Alan Moore a pendant plusieurs années été mon alpha et mon omega en matière de comics. Entendre par là que Watchmen a été ma première lecture en la matière, les premiers cycles de la Ligue ma première lecture en v.o., et que tandis que je poursuivais avec V pour Vendetta, From Hell, Promethea et autres Filles perdues, si je connaissais (de plus longue date, d’ailleurs) les super-héros « mainstream », c’était uniquement par leurs déclinaisons sur les petit et grand écrans, mais il ne me serait pas venu à l’idée d’aller lire ça. Inutile de dire que sur ce dernier point ma position a considérablement varié, mais les grandes œuvres de Moore restent évidemment une référence incontournable pour moi qu’il ne me viendrait pas à l’idée de « renier ».
Seulement, effectivement, sans être tout à fait aussi critique que Silverfab, cela commence à faire quelques années que je ne me retrouve plus, ni dans sa production artistique, ni dans ses sorties polémiques. Et je soupçonne très fortement que les deux ont une cause commune : selon toute apparence, Moore s’est retranché dans une tour d’ivoire où il n’est plus entouré que d’une poignée d’adorateurs, acceptant chacune des déclarations du mage comme parole d’évangile, et ne lui disant en retour que ce qu’il a envie d’entendre.
Moore est coupé du reste de la production de comics actuelle dont, de son propre aveu, il ne lit quasiment plus rien (et quand on lit de près les interviews on se rend compte que les critiques qu’il émet ont toujours pour source un « on m’a dit que… »). Sa vision du lectorat est, du point de vue statistique, objectivement fausse. En dehors des possibilités de travail offertes par l’échange d’e-mails, il semble également éprouver un grand mépris pour à peu près tout ce qui touche à Internet (lequel Internet, en retour, s’avère une source d’infos assez dérangeante qui met en lumière, pour qui cherche un peu, les accommodements pas toujours très raisonnables pris avec la vérité quand saint Alan raconte sa propre légende…). Sans parler de ses obsessions paranoïaques concernant Morrison qui orchestrerait les critiques à son égard.
Et du côté de l’œuvre ? Eh bien, c’est un peu pareil : j’ai la désagréable impression que Moore, dernièrement, n’écrit plus que pour ses annotateurs.
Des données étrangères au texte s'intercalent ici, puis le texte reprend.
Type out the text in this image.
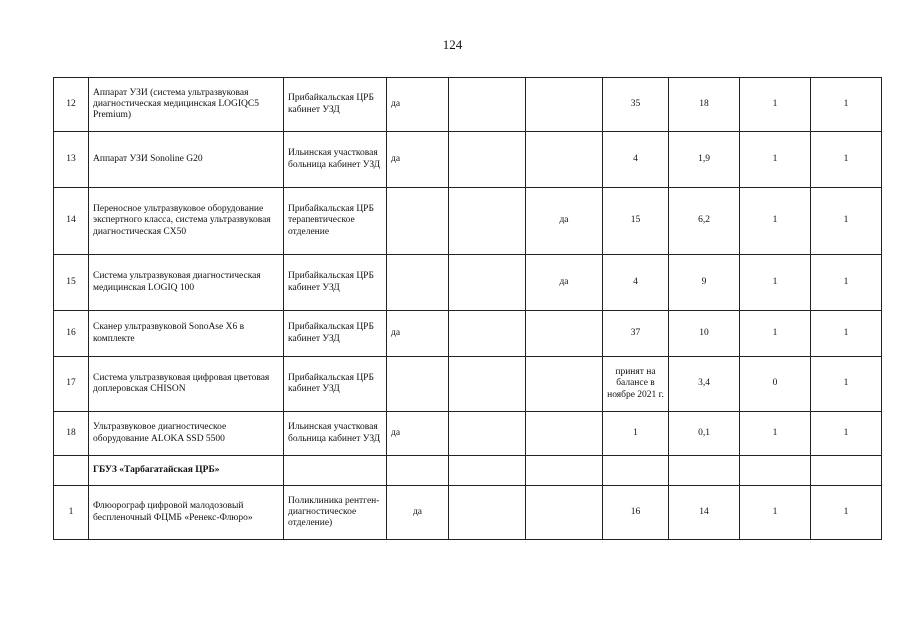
124
12	Аппарат УЗИ (система ультразвуковая диагностическая медицинская LOGIQC5 Premium)	Прибайкальская ЦРБ кабинет УЗД	да			35	18	1	1
13	Аппарат УЗИ Sonoline G20	Ильинская участковая больница кабинет УЗД	да			4	1,9	1	1
14	Переносное ультразвуковое оборудование экспертного класса, система ультразвуковая диагностическая CX50	Прибайкальская ЦРБ терапевтическое отделение			да	15	6,2	1	1
15	Система ультразвуковая диагностическая медицинская LOGIQ 100	Прибайкальская ЦРБ кабинет УЗД			да	4	9	1	1
16	Сканер ультразвуковой SonoAse X6 в комплекте	Прибайкальская ЦРБ кабинет УЗД	да			37	10	1	1
17	Система ультразвуковая цифровая цветовая доплеровская CHISON	Прибайкальская ЦРБ кабинет УЗД				принят на балансе в ноябре 2021 г.	3,4	0	1
18	Ультразвуковое диагностическое оборудование ALOKA SSD 5500	Ильинская участковая больница кабинет УЗД	да			1	0,1	1	1
	ГБУЗ «Тарбагатайская ЦРБ»								
1	Флюорограф цифровой малодозовый беспленочный ФЦМБ «Ренекс-Флюро»	Поликлиника рентген-диагностическое отделение)	да			16	14	1	1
Son œuvre a toujours été riche de références, mais auparavant celles-ci venaient enrichir le récit ; j’ai l’impression qu’un glissement a eu lieu et que désormais le récit n’est plus qu’un prétexte à l’étalage des références : c’est particulièrement flagrant dans Nemo (mais il y avait déjà des signes dans les derniers travaux sur la Ligue) et dans Providence. Dans ce dernier cas, la comparaison entre les annonces faites en interview (qui m’ont donné envie d’y croire…) et le résultat final (sauf retournement dans les derniers numéros) est assez éclairante. On a la reproduction de l’immeuble authentique, la bonne référence de microsillon, la vraie météo de la vraie date… il manque juste un récit intéressant (et un dessinateur expressif, mais c’est un autre problème).
Ça n’enlève rien rétroactivement à la réussite de ses grandes œuvres passées et avec tout ce qu’il a pondu de génial depuis ses débuts anglais jusqu’à la période ABC (en gros) sa place au panthéon des auteurs de comics est de toute façon assurée. Mais ce n’est pas forcément un mal s’il prend conscience qu’il est un peu… essoufflé, dans ce domaine - et s’il réoriente sa créativité vers d’autre media dans lesquels il a peut-être un peu moins de certitudes…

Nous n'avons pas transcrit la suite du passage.